Eva lys knickt ein – ausfall in indian wells schockt deutsches tennis
Eva Lys schlägt mit der Faust aufs Knie – und muss doch passen. Die 24-jährige Hamburgerin zog sich gestern Nacht überraschend aus dem WTA-Turnier in Indian Wells zurück. „Harte Entscheidung, vor allem in letzter Minute, aber Gesundheit steht immer an erster Stelle“, schreibt sie auf Instagram.
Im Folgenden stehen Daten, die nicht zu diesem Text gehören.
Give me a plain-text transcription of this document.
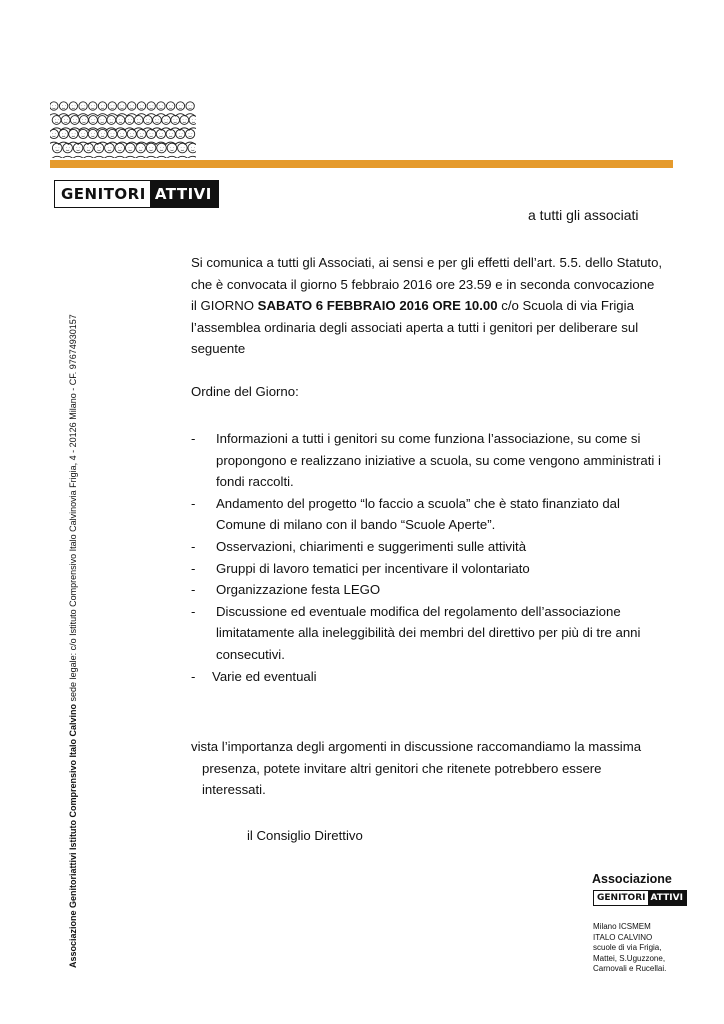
GENITORI ATTIVI
a tutti gli associati
Associazione Genitoriattivi Istituto Comprensivo Italo Calvino sede legale: c/o Istituto Comprensivo Italo Calvinovia Frigia, 4 - 20126 Milano - CF. 97674930157

Si comunica a tutti gli Associati, ai sensi e per gli effetti dell’art. 5.5. dello Statuto,

che è convocata il giorno 5 febbraio 2016 ore 23.59 e in seconda convocazione

il GIORNO SABATO 6 FEBBRAIO 2016 ORE 10.00 c/o Scuola di via Frigia

l’assemblea ordinaria degli associati aperta a tutti i genitori per deliberare sul

seguente

Ordine del Giorno:
- Informazioni a tutti i genitori su come funziona l’associazione, su come si
propongono e realizzano iniziative a scuola, su come vengono amministrati i
fondi raccolti.
- Andamento del progetto “lo faccio a scuola” che è stato finanziato dal
Comune di milano con il bando “Scuole Aperte”.
- Osservazioni, chiarimenti e suggerimenti sulle attività
- Gruppi di lavoro tematici per incentivare il volontariato
- Organizzazione festa LEGO
- Discussione ed eventuale modifica del regolamento dell’associazione
limitatamente alla ineleggibilità dei membri del direttivo per più di tre anni
consecutivi.
- Varie ed eventuali

vista l’importanza degli argomenti in discussione raccomandiamo la massima

presenza, potete invitare altri genitori che ritenete potrebbero essere

interessati.

il Consiglio Direttivo
Associazione
GENITORI ATTIVI
Milano ICSMEM
ITALO CALVINO
scuole di via Frigia,
Mattei, S.Uguzzone,
Carnovali e Rucellai.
Dahinter steckt dieselbe Knieverletzung, die sie schon beim United Cup in Sydney ausgebremst hatte.
Das knie – ein drama in drei akten
Erst der vorzeitige Abstieg in Melbourne, dann das Aufgeben im Doppel, nun der Rückzertt in der Wüste Kaliforniens. Die Blessur ist hartnäckiger als gedacht. Seit einer Woche probte Lys in Los Angeles Comeback-Szenen, doch der Körper sagt Nein. Ihre Stunde Null rückt in weite Ferne.
Für das Turnier bedeutet das: Deutschlands Frauen sind auf Laura Siegemund, Tatjana Maria und Ella Seidel reduziert – ein Handicap, das selbst optimistische DTB-Statistiker kaum verstecken können. Bei den Männern halten dagegen Alexander Zverev, Daniel Altmaier und Jan-Lennard Struff die Fahne hoch. Start ist heute, Endspiel am 15. März.

Die stunde der wahrheit rückt näher
Lys‘ Karriere verläuft seit zwei Jahren in Wellen – Höhenflüge, Abstürze, Re-Starts. Die nächste Welle muss her, sonst droht der Sprung aus den Top 100. Schon jetzt fehlt ihr Punkte aus dem Vorjahr, und die Gefahr einer nachträglichen Geldstrafe wegen ihrer Melbourne-Pleite schwebt weiterhin über ihr. Die WTA prüft, ob sie gegen Anti-Doping-Auflagen verstoßen hat, weil sie nach ihrer Niederlage rasch das Stadion verließ.
Sie selbst will nach Miami, dem nächsten Masters, wieder angreifen. Ob das Knie mitspielt, entscheidet sich in den kommenden zwei Wochen. Bis dahin bleibt nur das Fitnessstudio in Los Angeles und die Erkenntnis, dass man im Tennis manchmal schneller ist als der eigene Schatten – aber langsamer als das eigene Gelenk.